Tennessee’s DUI statute, T.C.A. section 55-10-401, provides that it is unlawful for a person to control a motor vehicle on a public roadway or place while:
- Under the influence of any intoxicant, marijuana, narcotic drug, or drug producing stimulating effects on the central nervous system; or
- The alcohol concentration in the person's blood or breath is eight-hundredths of one percent (.08 %) or more.
In light of the decision in Wright, does the BAC requirement in (2) serve any purpose whatsoever? Having any alcohol in your bloodstream would qualify you under (1) and the ruling in Wright indicates that BAC level cannot be dispositive as to the issue of whether or not someone is under the influence. Thus, the only purpose behind the BAC requirement of (2) seems to be to impose criminal liability on persons for whom the totality of the evidence indicates that they are not actually impaired or under the influence of alcohol, but who happen to have a BAC over .08%. However, as a matter of policy, should people be punished if they exhibit no signs of intoxication, but happen to have a BAC in excess of an arbitrary number? The ruling in Wright thus leads to many questions, most of which will never be answered as the statute is unlikely to change any time soon.

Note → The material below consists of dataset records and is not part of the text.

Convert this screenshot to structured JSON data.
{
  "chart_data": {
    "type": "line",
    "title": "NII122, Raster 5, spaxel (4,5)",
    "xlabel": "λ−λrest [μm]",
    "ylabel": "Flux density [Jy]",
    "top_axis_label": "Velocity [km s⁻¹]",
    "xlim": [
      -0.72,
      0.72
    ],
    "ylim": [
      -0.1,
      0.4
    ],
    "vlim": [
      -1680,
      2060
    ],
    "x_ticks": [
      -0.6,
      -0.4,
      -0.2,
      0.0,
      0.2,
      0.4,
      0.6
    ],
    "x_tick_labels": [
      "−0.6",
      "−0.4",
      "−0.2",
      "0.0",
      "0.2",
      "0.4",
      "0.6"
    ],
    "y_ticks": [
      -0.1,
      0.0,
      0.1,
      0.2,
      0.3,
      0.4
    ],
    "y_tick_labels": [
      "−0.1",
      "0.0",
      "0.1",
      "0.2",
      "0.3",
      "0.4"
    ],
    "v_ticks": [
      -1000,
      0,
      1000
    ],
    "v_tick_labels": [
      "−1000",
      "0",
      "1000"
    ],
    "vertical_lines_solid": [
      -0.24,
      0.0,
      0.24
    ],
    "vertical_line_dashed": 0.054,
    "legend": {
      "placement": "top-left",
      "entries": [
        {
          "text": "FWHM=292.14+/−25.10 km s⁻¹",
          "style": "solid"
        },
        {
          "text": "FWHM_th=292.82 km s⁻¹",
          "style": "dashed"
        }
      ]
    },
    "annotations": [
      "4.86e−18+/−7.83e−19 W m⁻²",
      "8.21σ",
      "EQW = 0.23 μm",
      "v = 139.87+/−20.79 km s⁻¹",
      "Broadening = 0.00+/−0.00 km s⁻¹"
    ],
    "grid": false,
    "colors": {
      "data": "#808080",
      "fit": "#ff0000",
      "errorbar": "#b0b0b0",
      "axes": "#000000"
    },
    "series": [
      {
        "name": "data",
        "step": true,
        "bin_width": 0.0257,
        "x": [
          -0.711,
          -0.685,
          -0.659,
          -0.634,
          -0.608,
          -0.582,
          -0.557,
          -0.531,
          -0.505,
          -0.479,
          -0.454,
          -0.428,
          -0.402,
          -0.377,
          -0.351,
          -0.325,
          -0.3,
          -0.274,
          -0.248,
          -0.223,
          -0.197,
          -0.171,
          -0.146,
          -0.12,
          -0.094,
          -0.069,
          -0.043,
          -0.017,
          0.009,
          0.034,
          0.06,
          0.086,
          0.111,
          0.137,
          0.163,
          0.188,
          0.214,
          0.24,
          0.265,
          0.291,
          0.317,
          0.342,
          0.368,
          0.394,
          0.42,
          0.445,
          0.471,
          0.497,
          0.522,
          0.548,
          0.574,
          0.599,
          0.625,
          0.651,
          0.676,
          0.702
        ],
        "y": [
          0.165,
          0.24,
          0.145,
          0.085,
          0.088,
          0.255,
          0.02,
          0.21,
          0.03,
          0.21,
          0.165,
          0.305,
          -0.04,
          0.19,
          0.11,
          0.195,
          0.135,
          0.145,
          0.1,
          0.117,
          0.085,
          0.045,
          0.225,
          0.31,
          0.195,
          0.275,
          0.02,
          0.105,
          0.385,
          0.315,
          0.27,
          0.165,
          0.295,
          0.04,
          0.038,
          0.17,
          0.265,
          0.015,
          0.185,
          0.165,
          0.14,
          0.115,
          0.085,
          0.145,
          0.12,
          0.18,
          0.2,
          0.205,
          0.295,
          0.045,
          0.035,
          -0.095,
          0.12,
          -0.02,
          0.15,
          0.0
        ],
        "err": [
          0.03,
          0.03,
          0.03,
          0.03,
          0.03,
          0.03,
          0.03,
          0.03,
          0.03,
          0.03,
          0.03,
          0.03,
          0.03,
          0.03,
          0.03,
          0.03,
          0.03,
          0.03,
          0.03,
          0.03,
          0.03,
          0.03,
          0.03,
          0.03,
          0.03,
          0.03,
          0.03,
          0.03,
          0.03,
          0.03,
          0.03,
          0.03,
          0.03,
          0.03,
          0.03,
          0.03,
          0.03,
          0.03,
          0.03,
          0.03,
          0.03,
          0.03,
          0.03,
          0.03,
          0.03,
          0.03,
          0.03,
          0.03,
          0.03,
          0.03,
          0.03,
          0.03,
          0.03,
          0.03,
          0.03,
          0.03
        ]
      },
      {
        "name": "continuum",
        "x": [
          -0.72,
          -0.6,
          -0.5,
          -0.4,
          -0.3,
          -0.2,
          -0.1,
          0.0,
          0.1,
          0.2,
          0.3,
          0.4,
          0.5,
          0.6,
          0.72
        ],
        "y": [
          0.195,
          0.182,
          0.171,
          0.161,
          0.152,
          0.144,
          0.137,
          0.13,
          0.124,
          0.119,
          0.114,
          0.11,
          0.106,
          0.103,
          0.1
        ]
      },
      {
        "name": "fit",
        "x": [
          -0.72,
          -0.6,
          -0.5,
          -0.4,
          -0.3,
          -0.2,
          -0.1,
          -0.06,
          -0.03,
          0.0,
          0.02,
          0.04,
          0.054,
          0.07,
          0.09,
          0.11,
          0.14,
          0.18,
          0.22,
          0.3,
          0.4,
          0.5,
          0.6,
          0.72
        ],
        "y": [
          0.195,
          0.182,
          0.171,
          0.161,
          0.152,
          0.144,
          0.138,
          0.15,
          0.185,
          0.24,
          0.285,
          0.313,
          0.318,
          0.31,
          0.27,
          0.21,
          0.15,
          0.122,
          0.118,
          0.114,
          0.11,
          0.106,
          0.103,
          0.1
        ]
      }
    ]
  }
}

It could be argued that the way the statute is written shows an intent to exclude alcohol from the purview of (1) and place it solely within the scope of (2). However, the ruling leaves open the possibility that persons whose BAC concentration is less than .08% can still be arrested under the statute if the police officer determines that they are driving under the influence of alcohol at all. Thus, the requirements of (2) seem to have no real purpose other than to give rise to a legal inference of intoxication by alcohol. If this is the case, it would stand to reason that a BAC under the amount described in (2) should give rise to a legal inference of not being intoxicated by alcohol, but it does not. This statute is thus a confusing one, which will continue to present problems for criminal defendants in the near future.